Iron ore markets continued to push higher on Thursday, supported by ongoing strength in Chinese steel prices.
The spot price for benchmark 62% fines rose by 0.4% to $66.84 a tonne, according to Metal Bulletin, extending its winning streak into a third consecutive session.
After lagging the broader rally in previous sessions, lower grades outperformed on Thursday with 58% fines jumping 1.3% to $39.06 a tonne.
In contrast, higher grades went nowhere with 65% fines closing flat at $87.60 a tonne.
The modest gains were helped by strength in Chinese steel prices as market participants speculated that ongoing environmental inspections could lead to reduced steel output.
Reuters reports that teams of inspectors have been sent to six Chinese regions, including the steelmaking hubs of Hebei and Jiangsu provinces, to review environmental violations that were found during the checks last year.
The news, which comes alongside continued draws in Chinese steel inventories, helped to propel rebar futures higher in Shanghai.
The October 2018 contract finished trade at 3,807 yuan, up marginally from Wednesday’s night session close of 3,803 yuan.

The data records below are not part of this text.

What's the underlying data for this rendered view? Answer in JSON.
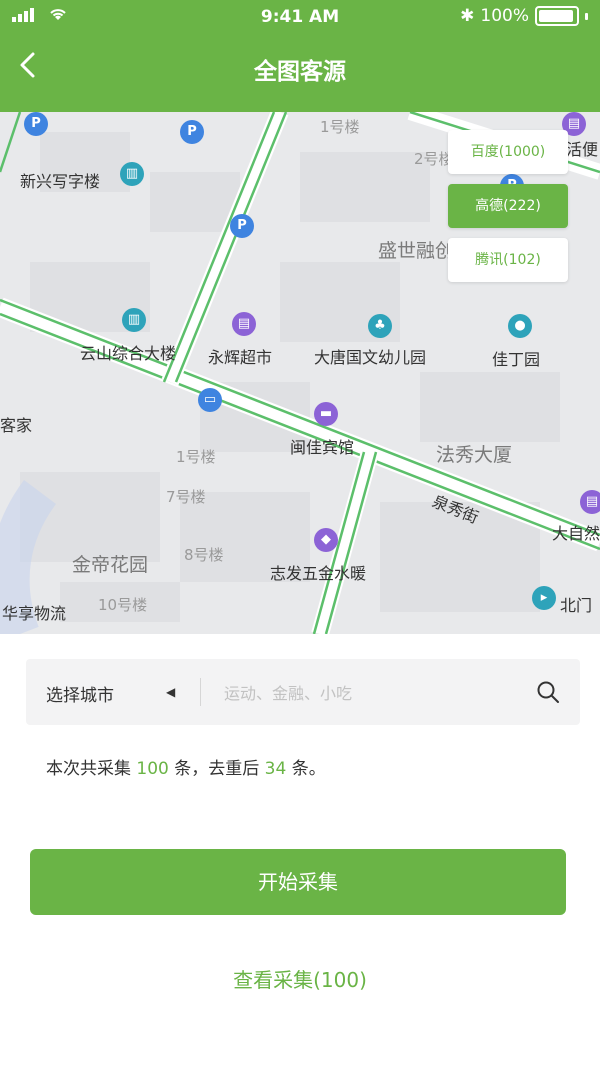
{
  "status_bar": {
    "time": "9:41 AM",
    "battery": "100%"
  },
  "header": {
    "title": "全图客源",
    "back_icon": "chevron-left-icon"
  },
  "map": {
    "labels": {
      "xinxing": "新兴写字楼",
      "yunshan": "云山综合大楼",
      "yonghui": "永辉超市",
      "datang": "大唐国文幼儿园",
      "jiading": "佳丁园",
      "minjia": "闽佳宾馆",
      "shengshi": "盛世融创",
      "faxiu": "法秀大厦",
      "jindi": "金帝花园",
      "zhifa": "志发五金水暖",
      "huaxiang": "华享物流",
      "huojia": "客家",
      "bldg1_top": "1号楼",
      "bldg2_top": "2号楼",
      "bldg1": "1号楼",
      "bldg7": "7号楼",
      "bldg8": "8号楼",
      "bldg10": "10号楼",
      "quanxiu": "泉秀街",
      "daziran": "大自然",
      "beimen": "北门",
      "huobian": "活便"
    }
  },
  "sources": [
    {
      "label": "百度(1000)",
      "active": false
    },
    {
      "label": "高德(222)",
      "active": true
    },
    {
      "label": "腾讯(102)",
      "active": false
    }
  ],
  "search": {
    "city_label": "选择城市",
    "placeholder": "运动、金融、小吃",
    "value": ""
  },
  "summary": {
    "prefix": "本次共采集 ",
    "collected": "100",
    "middle": " 条，去重后 ",
    "dedup": "34",
    "suffix": " 条。"
  },
  "actions": {
    "start_label": "开始采集",
    "view_label": "查看采集(100)"
  },
  "colors": {
    "brand": "#6ab446",
    "road": "#5cbf6b"
  }
}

It briefly traded at 3,869 yuan, a level last seen in early March.
Mirroring the price action in rebar futures, iron ore contracts also gave back earlier gains to finish the session marginally lower.

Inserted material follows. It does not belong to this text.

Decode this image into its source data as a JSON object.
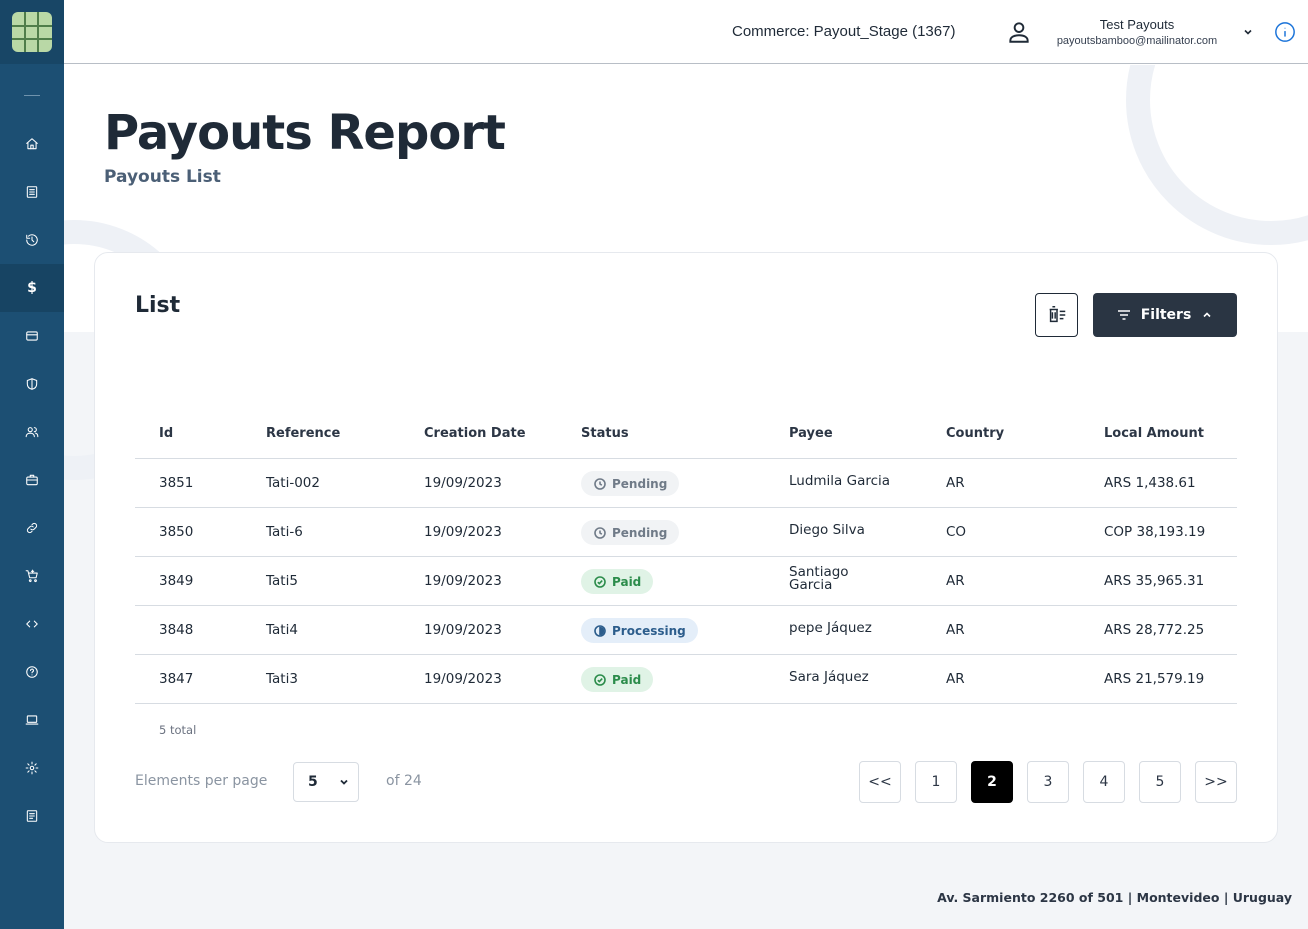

The September 2018 contract finished at 469 yuan a tonne, down from Wednesday’s night session close of 474 yuan a tonne.
As seen in the scoreboard below, the reversal in rebar and iron ore futures extended in overnight trade.
SHFE Rebar ¥3,798 , -0.55%
DCE Iron Ore ¥467.50 , -1.06%
DCE Coking Coal ¥1,259.00 , 0.56%
DCE Coke ¥2,089.50 , 1.41%
The modest declines suggest spot markets may start off on a softer footing on Friday.
Trade in Chinese commodity futures will resume at 11am AEST.
Of note, China will release trade data for May later in the session, including news on iron ore imports.